Two works made me become a professional artist - not saying they are the best works in the world but at the moment hit the spot!
1) the short from Woody Allen's film, NY Stories where Nick Nolte plays a stereotypical abstract expressionist. Art about art, actually. And it sounds so silly but true!
2) Soutine's paintings literally saved my life I think when I was struggling as a college student.

Apr. 16 2012 12:16 PM
carol

Rene Magritte's "Castle on the Pyraness". Later Joseph Cornell and Betye Saar. These images pointed me towards mixed media work and surrealism.

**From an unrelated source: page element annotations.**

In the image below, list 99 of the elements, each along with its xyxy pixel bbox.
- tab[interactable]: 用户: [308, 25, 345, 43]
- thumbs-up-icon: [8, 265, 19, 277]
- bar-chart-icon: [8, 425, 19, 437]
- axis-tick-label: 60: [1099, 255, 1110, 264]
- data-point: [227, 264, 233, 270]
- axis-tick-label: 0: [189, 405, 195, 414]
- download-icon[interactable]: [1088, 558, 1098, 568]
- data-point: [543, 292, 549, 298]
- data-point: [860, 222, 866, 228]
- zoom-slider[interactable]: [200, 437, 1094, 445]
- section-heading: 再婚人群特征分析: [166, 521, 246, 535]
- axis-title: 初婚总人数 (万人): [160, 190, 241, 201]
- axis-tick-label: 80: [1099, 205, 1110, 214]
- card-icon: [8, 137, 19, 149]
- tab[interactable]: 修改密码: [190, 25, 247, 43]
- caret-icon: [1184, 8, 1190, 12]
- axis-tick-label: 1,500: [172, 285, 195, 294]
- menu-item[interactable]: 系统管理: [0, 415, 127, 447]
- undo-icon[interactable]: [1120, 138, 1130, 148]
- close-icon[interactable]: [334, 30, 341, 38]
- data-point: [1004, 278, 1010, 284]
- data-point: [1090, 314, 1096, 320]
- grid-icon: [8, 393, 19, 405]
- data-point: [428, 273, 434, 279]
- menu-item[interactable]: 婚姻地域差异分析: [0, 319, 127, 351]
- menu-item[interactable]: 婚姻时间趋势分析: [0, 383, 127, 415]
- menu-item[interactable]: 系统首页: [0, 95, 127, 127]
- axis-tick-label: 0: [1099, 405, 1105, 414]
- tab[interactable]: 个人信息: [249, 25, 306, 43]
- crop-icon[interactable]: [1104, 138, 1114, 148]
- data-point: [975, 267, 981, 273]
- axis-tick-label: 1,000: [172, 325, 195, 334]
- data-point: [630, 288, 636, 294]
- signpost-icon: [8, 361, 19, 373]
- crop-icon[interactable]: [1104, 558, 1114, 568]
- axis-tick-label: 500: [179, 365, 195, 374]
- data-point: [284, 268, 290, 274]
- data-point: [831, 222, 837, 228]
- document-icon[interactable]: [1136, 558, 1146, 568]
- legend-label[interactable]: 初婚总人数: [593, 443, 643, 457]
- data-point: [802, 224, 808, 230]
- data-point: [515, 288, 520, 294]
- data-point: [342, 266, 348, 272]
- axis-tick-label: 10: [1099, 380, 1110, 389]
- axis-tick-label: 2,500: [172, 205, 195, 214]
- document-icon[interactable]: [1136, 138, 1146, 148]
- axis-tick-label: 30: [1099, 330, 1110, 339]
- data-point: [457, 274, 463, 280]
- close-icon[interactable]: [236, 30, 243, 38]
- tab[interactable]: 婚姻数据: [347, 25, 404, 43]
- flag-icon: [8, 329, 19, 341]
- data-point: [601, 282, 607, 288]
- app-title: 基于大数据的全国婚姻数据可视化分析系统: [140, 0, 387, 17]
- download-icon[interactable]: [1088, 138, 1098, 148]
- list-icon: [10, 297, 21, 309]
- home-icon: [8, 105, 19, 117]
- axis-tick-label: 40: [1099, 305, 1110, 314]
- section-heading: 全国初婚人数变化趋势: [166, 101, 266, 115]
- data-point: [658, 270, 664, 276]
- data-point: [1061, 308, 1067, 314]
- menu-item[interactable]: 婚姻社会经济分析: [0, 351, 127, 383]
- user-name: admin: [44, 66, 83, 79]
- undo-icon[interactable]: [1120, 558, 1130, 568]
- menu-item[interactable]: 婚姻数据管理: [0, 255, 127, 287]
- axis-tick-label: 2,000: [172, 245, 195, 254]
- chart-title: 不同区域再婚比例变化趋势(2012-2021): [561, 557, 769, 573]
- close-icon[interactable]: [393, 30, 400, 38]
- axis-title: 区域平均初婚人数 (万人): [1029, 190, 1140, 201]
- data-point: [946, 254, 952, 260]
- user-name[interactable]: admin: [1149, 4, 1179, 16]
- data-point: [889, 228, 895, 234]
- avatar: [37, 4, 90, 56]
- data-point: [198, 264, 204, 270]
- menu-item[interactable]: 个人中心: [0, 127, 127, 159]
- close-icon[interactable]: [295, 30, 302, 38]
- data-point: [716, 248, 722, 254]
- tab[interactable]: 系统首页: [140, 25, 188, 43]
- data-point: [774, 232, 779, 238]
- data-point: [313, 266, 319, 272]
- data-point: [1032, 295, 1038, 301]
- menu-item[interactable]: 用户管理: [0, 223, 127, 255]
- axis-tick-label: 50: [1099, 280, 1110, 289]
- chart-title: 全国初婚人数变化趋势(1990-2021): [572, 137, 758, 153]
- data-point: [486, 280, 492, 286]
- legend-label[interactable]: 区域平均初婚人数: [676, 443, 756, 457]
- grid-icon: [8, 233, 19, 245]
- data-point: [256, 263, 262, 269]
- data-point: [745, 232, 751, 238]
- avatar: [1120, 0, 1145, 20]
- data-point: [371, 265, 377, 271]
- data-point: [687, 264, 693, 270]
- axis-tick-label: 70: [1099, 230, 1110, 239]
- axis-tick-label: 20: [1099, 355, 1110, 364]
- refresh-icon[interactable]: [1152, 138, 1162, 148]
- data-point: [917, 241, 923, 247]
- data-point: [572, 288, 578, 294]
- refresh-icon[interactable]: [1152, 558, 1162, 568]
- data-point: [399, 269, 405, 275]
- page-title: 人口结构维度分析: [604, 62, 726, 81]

I later met and was acquainted with Ms Saar, which was a big event in my life. She is a grand woman, highly intelligent and creative.

Jan. 16 2012 08:03 AM
Debbie Weider-Hatfield from St. Louis, MO

I read The Birth of Venus by Sarah Dunant in 2005 and knew then that I wanted to see Sandro Botticelli's The Birth of Venus. I did see it in the Uffizi Gallery in Florence in 2006, and now I try to paint every now and then.

Jan. 15 2012 03:02 PM
George Sabree from Parkville MD

Without question, the work that changed my life, was/is Picasso's Guernica. The painting is as relevant and powerful as ever.